Hausfeld, 1700 K Street, NW, Suite 650, Washington, DC 20006, USA
Michael D. Hausfeld, one of the US’s top civil litigators, is the Chairman of Hausfeld, a law firm with offices in Washington, DC., Boston, New York, San Francisco, Philadelphia, London, Berlin, Brussels, Duesseldorf, and Paris.
His career has included some of the largest and most successful class actions in the fields of human rights, discrimination and antitrust law. He has been lead counsel in a myriad of landmark and unique cases. For example, he represented Native Alaskans whose lives were affected by the 1989 Exxon Valdez oil spill. Later, he negotiated a then-historic $176 million settlement from Texaco, Inc. in a racial-bias discrimination case and, most recently, he has been fighting the NCAA (the US college sports governing body) to allow athletes to profit from their image and publicity rights.
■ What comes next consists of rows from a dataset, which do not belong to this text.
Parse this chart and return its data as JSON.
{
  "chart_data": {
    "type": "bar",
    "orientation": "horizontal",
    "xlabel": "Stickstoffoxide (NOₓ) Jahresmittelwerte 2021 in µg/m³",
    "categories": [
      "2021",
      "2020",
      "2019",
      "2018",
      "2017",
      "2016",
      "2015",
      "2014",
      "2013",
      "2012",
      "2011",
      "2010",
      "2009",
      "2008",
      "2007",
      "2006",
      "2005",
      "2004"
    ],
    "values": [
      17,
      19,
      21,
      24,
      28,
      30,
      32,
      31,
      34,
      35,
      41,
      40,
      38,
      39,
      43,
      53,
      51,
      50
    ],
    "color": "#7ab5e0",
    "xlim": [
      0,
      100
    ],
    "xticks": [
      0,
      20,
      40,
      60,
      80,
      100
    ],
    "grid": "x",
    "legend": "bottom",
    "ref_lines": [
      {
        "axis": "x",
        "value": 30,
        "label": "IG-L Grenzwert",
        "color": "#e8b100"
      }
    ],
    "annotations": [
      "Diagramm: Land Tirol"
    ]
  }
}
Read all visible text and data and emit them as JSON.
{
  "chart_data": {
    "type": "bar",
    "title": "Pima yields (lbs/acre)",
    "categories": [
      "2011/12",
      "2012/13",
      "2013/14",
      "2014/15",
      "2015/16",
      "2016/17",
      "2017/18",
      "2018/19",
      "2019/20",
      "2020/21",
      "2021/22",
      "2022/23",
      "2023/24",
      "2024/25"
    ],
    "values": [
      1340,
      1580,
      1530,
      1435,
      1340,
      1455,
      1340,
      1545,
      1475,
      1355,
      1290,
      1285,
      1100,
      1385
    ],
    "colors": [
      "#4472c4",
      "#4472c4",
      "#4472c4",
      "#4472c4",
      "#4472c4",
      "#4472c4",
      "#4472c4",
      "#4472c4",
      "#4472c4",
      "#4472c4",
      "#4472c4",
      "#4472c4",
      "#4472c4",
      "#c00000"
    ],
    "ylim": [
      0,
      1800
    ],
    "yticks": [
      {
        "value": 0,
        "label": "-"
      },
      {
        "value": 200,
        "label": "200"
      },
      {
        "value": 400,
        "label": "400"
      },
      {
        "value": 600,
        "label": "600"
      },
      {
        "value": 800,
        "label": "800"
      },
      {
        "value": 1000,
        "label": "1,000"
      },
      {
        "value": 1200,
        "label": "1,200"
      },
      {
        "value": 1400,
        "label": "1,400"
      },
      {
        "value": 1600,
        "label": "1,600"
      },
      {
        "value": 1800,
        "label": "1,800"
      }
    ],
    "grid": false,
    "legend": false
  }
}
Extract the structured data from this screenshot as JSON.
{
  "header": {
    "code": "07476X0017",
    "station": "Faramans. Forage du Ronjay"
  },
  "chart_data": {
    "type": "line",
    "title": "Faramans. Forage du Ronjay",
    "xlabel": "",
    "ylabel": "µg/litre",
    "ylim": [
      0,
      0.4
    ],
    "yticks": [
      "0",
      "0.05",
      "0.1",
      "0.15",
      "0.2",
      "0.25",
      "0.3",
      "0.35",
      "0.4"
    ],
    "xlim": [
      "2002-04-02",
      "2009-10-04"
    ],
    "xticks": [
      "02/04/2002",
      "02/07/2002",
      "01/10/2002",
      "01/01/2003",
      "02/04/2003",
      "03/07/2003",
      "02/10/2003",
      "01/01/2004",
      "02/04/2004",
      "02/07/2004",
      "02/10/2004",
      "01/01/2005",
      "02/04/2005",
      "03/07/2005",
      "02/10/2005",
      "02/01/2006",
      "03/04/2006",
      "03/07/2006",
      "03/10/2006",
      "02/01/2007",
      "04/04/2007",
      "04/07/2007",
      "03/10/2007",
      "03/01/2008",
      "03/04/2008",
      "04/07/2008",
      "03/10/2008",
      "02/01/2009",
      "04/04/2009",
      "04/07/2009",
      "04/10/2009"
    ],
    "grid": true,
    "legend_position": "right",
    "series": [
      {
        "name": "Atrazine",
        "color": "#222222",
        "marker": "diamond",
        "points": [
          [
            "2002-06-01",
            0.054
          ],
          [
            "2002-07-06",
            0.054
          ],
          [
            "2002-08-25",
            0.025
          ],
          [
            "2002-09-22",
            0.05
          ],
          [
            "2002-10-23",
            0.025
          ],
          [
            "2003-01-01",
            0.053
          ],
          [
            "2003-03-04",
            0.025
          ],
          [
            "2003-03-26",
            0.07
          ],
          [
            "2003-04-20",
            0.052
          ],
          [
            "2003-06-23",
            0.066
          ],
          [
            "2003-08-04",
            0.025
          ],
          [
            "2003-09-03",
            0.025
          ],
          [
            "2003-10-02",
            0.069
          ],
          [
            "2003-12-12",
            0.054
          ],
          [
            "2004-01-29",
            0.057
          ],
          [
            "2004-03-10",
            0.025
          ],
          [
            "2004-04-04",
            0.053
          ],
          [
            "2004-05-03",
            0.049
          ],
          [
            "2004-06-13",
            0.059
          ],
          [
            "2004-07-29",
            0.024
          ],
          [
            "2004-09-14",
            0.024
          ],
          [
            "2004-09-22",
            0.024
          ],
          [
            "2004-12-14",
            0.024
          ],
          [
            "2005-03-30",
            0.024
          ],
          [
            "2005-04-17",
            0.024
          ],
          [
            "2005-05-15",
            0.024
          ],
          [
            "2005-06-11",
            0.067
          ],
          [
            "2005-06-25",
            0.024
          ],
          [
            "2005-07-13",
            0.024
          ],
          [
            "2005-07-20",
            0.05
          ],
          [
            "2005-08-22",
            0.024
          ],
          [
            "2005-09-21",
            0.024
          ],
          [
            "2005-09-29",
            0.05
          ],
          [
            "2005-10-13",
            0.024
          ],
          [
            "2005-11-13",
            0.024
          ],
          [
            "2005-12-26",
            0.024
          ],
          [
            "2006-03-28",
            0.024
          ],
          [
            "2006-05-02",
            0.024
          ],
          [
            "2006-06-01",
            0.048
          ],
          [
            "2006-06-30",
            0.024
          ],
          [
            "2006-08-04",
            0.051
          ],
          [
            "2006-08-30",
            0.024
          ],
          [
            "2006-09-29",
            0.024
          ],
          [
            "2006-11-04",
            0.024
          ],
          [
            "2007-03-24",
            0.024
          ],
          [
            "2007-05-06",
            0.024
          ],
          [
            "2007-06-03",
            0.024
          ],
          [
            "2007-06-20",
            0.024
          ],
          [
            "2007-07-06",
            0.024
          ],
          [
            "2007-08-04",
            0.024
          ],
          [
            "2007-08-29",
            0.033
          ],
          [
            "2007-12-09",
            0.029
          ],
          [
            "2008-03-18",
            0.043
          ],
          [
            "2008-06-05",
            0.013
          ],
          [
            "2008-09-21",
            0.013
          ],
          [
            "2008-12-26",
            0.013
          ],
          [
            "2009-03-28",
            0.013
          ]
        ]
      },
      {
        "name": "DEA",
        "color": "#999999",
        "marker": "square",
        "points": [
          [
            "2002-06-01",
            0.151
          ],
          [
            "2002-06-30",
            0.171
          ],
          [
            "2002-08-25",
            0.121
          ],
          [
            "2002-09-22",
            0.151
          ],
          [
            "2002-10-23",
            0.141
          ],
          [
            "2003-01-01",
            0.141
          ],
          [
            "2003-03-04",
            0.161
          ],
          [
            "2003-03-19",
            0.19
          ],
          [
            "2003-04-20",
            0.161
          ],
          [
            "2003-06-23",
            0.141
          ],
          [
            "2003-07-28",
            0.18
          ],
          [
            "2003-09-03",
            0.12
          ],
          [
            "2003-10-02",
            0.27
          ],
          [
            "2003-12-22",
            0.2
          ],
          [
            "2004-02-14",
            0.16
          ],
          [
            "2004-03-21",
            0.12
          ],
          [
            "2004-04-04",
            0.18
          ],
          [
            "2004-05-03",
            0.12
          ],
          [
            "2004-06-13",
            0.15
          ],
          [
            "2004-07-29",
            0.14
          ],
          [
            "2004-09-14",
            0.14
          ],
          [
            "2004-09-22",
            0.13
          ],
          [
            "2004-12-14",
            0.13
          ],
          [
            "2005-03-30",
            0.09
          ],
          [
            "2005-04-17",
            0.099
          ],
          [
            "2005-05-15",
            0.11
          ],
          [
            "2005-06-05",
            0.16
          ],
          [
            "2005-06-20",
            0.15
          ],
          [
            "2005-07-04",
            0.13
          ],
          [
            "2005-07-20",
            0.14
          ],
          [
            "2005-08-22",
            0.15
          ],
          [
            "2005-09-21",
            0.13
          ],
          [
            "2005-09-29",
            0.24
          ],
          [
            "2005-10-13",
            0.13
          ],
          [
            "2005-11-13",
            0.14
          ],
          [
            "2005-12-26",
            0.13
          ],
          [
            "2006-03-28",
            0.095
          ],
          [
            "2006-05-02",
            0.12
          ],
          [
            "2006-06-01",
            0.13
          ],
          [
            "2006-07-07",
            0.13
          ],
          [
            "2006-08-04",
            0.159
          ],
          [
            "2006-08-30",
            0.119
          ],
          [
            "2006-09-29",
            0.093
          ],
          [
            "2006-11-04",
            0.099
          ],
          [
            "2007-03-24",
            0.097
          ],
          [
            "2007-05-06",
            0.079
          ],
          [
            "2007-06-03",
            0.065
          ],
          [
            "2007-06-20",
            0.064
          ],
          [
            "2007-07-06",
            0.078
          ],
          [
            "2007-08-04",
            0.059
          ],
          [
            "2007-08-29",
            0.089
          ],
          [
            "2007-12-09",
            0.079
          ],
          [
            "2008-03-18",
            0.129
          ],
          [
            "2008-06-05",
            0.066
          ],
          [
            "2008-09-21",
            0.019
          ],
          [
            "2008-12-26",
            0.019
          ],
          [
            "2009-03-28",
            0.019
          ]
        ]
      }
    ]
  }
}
In Friedman v. Union Bank of Switzerland, Michael represented a class of Holocaust victims whose assets were wrongfully retained by private Swiss banks during and after World War II. In a separate case, he also successfully represented the Republic of Poland, the Czech Republic, the Republic of Belarus, the Republic of Ukraine and the Russian Federation on issues of slave and forced labor for both Jewish and non-Jewish victims of Nazi persecution. He currently represents Khulumani and other NGOs in litigation involving the abuses under apartheid law in South Africa.
Michael also has a long record of successful litigation in the antitrust field, on behalf of individuals and classes, in cases involving monopolization, tie-ins, exclusive dealings and price fixing. He was a member of the ABA Antitrust Section’s Transition Taskforce, which advised the Obama Administration. Michael is or has been co-lead counsel in antitrust cases against manufacturers of genetically engineered foods, managed healthcare companies, bulk vitamin manufacturers, technology companies and international industrial cartels.